Current Research Projects

  • Knowledge Representation and Reasoning with Big Data - I am developing new methods for knowledge representation and reasoning that are optimized for very large clinical repositories, and which can be correlated with genomic and environmental data. My specific approach is to enhance machine learning algorithms with semantic analysis, domain information, and deep learning. My clinical focus is on coronary artery disease, diabetes, rheumatoid arthritis, chronic kidney disease, chronic pain, addiction, and mental illness.
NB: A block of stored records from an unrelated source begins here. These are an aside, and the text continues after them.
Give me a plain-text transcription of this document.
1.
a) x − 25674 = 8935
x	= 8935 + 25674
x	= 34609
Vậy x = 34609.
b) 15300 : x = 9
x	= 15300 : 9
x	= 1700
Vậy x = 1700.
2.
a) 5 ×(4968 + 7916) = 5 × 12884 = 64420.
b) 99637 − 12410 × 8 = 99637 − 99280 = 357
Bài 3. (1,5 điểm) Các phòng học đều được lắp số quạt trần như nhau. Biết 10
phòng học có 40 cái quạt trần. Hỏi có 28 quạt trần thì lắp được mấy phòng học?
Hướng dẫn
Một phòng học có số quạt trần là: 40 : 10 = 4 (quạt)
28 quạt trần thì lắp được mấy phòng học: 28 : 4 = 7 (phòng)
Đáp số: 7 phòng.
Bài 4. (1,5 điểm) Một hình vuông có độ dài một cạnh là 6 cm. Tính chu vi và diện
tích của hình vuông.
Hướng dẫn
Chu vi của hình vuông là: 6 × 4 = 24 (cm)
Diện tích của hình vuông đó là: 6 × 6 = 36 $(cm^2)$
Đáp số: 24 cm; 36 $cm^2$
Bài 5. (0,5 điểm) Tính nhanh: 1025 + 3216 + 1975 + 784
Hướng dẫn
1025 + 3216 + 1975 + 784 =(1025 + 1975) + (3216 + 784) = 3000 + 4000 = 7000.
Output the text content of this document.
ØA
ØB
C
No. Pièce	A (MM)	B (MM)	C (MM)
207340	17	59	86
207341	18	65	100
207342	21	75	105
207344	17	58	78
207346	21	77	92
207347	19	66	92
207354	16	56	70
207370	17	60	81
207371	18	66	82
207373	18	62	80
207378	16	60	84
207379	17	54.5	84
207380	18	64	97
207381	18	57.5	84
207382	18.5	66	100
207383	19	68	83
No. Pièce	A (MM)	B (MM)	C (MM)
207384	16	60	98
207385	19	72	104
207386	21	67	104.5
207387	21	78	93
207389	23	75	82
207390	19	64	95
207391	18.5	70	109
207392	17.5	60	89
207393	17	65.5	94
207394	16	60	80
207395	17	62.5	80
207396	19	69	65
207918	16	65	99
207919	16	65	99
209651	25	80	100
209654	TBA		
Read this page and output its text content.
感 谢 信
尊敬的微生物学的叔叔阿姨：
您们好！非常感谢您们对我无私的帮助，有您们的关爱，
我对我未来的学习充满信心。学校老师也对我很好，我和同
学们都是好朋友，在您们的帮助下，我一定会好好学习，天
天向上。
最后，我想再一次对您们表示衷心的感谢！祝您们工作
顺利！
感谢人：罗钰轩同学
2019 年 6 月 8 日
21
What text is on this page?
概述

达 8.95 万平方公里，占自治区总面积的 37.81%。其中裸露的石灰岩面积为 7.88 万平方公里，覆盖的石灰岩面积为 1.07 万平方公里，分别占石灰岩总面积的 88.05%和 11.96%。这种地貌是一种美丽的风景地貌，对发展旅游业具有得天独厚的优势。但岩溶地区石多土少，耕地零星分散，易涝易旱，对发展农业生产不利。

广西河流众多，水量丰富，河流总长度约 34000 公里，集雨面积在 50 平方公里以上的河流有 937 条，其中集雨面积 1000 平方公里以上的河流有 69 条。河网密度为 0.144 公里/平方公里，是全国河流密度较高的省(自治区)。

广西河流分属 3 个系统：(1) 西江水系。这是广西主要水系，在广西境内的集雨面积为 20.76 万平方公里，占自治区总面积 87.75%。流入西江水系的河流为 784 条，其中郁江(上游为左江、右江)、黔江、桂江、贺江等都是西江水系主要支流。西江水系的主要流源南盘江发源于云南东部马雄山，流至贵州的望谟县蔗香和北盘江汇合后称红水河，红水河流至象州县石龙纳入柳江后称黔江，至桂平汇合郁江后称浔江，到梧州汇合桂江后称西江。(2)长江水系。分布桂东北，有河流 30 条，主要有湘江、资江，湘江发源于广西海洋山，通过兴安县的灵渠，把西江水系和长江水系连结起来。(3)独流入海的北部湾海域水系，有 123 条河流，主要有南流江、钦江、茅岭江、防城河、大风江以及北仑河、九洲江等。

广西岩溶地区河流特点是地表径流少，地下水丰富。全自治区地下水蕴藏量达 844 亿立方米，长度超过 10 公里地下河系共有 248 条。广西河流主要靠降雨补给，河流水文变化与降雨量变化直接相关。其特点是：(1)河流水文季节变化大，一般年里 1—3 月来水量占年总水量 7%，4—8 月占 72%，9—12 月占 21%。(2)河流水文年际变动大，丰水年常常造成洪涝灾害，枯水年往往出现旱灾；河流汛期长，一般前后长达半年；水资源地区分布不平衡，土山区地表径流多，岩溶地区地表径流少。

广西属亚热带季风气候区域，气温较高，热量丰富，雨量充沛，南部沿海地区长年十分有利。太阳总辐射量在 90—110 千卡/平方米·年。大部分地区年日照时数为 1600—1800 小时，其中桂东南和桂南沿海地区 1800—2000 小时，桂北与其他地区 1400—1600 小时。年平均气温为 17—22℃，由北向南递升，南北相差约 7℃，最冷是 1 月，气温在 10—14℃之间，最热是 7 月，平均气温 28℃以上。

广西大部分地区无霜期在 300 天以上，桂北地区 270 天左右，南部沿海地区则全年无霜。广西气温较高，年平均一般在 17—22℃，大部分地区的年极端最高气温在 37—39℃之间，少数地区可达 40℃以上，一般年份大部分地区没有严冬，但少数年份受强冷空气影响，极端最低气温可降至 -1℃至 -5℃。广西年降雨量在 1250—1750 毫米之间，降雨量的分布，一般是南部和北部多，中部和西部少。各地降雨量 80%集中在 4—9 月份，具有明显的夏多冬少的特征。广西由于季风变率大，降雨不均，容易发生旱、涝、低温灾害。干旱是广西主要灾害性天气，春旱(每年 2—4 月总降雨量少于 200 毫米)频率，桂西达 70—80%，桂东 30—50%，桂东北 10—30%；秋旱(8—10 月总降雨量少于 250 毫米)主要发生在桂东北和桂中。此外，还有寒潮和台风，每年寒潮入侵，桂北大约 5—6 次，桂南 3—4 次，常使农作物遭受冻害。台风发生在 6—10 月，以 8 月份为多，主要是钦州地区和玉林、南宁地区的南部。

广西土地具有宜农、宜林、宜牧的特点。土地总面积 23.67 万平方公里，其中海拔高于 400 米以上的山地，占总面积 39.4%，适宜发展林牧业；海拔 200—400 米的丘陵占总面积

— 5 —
This work may lead to new approaches for disease prediction, critical event prediction, and treatment efficacy prediction. I am currently working with the national clinical repository from the Veterans Health Administration, which contains data on more than 35 million patients from roughly 150 medical centers and 800 outpatient clinics, as well as the EPIC clinical repository from the 14 member hospitals within the University of Maryland Medical System and the Maryland Emergency Medicine Network.

  • Patient Safety and Quality Measures in Emergency Medicine - Patient safety and quality is one of the nation's most important health care challenges. This is especially important in the emergency department, where health care teams are challenged to rapidly diagnose and treat multiple patients, some of whom present with potentially life-threatening illness. I am conducting research in resource utilization and recidivism in emergency medicine, with a focus on co-morbidities, key risk factors, adverse drug events, chronic pain, suicidality, addiction, utilization patterns, clinical workflow, SARS-CoV-2, opioid prescribing practices, and consumer health information.

  • Online Consumer Health Information - We know from prior studies that roughly one third of people search the internet for consumer health information before presenting to an emergency department for acute care, and that 75% of those searches contain inaccurate information. I am conducting research to examine the impact of these consumer health searches on the provision of patient care, with a focus on mismatched patient-physician expectations and changes in established practice guidelines.